It's also a bit silly to compare the R-26 to a SD744T, considering 744T costs 8X as much.
i'm not comparing the R-26 and SD744 recorders as such.
i'm comparing Input Clipping Level of 2 recorders with the XLR inputs, so if the price in this comparing is important for you, we can compare the R-26 with the Olympus LS-100. They are in the same price league as I know, and the Input Clipping Level of the R-26 is still very very low comparing it to LS-100. 0.25mV (R-26) vs 3.1mV (LS-100).

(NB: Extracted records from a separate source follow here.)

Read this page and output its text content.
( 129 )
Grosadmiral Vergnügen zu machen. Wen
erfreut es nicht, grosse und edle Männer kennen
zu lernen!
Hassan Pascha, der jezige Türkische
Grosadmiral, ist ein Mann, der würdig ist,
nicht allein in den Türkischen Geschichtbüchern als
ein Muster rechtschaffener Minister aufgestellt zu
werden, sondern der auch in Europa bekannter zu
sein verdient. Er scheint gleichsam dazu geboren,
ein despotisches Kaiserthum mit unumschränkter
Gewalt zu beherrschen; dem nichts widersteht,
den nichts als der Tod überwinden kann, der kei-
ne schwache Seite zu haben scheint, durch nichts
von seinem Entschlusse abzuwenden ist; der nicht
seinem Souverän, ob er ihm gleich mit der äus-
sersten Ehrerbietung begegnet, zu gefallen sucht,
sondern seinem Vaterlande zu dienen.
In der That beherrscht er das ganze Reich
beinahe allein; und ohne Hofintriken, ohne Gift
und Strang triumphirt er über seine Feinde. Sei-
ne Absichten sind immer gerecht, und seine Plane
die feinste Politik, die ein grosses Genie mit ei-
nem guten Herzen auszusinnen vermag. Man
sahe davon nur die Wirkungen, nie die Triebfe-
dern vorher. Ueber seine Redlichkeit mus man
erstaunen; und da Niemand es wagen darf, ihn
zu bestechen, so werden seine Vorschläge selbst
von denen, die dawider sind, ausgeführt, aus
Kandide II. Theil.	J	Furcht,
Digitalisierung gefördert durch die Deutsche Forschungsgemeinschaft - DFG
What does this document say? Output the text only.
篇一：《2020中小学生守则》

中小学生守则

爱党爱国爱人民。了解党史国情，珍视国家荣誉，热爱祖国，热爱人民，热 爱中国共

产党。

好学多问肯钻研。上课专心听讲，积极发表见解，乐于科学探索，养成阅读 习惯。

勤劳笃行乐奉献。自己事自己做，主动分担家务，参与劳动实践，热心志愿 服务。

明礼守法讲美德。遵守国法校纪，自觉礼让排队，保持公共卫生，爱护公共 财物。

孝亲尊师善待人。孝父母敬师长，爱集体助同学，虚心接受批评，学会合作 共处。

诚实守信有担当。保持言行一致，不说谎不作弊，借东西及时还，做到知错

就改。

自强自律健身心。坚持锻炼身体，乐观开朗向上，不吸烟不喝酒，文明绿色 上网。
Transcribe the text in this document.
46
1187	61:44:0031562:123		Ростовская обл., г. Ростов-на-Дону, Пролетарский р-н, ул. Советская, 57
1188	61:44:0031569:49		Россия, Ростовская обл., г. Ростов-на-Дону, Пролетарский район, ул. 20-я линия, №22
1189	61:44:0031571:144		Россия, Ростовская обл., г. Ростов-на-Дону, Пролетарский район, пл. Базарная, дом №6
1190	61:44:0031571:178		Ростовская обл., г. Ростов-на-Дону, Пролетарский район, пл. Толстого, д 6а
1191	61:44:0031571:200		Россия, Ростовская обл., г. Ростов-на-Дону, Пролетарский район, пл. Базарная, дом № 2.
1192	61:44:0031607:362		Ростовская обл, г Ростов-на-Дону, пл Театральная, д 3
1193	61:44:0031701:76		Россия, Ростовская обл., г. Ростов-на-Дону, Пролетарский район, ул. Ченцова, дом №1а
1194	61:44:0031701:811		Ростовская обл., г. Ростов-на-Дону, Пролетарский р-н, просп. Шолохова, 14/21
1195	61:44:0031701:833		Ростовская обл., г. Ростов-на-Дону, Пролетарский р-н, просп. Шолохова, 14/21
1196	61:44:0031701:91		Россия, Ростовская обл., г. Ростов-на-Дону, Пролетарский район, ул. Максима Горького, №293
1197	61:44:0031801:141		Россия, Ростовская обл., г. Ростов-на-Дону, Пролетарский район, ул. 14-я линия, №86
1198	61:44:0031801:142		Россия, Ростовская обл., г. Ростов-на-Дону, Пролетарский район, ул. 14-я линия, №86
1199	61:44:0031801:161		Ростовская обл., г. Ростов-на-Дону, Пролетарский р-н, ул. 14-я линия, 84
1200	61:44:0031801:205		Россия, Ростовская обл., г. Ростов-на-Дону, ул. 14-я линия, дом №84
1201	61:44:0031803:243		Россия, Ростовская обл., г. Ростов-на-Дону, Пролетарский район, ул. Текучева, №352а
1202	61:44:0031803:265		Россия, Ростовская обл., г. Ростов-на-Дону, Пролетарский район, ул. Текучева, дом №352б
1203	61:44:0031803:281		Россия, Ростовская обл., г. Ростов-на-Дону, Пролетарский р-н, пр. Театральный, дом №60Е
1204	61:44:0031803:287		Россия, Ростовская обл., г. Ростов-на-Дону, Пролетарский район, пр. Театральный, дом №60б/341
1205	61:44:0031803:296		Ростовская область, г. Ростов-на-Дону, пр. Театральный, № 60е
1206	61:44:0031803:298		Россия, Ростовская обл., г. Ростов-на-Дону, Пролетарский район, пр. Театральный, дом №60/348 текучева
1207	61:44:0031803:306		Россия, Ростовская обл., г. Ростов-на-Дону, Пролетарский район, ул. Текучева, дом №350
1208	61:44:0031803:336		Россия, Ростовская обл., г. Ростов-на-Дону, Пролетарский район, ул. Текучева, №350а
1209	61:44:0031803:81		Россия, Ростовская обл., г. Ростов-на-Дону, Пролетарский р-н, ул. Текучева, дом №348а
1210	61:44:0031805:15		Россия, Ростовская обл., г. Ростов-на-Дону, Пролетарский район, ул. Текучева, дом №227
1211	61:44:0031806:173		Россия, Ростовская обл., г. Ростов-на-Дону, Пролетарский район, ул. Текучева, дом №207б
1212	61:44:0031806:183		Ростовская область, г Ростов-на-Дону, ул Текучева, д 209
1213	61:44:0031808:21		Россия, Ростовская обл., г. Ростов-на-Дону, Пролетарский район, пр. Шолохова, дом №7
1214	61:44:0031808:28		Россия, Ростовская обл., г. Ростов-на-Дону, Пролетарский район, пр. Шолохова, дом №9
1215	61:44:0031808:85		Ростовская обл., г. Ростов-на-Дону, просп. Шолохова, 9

And it's still very low comparing it to more cheap handheld recorders without the XLR inputs, like Olympus LS10 or Sony PCM m10. As I can understand this means that in the same situation with the same settings on both devices, recorder with a lower Input Clipping Level, like the R-26 can be distorted much easier than the recorder with a higher Input Clipping Level, like the Olympus LS-100. Thereby in situations when you need something like a pad to feed recorder like a R-26 without clipping and distortion, it can be done without any pads with recorder like Olympus LS-100. Maybe it's the reason why
Chimney Top noticed distortion when he connected Mixpre line-out to the R-26 line-in. I heard about similar distortion problem when connecting Mixpre line-out to the line-in of a Zoom H4n. And H4N has a clipping and distortion problem on the lowest possible input settings while the Mixpre not even hit limiters.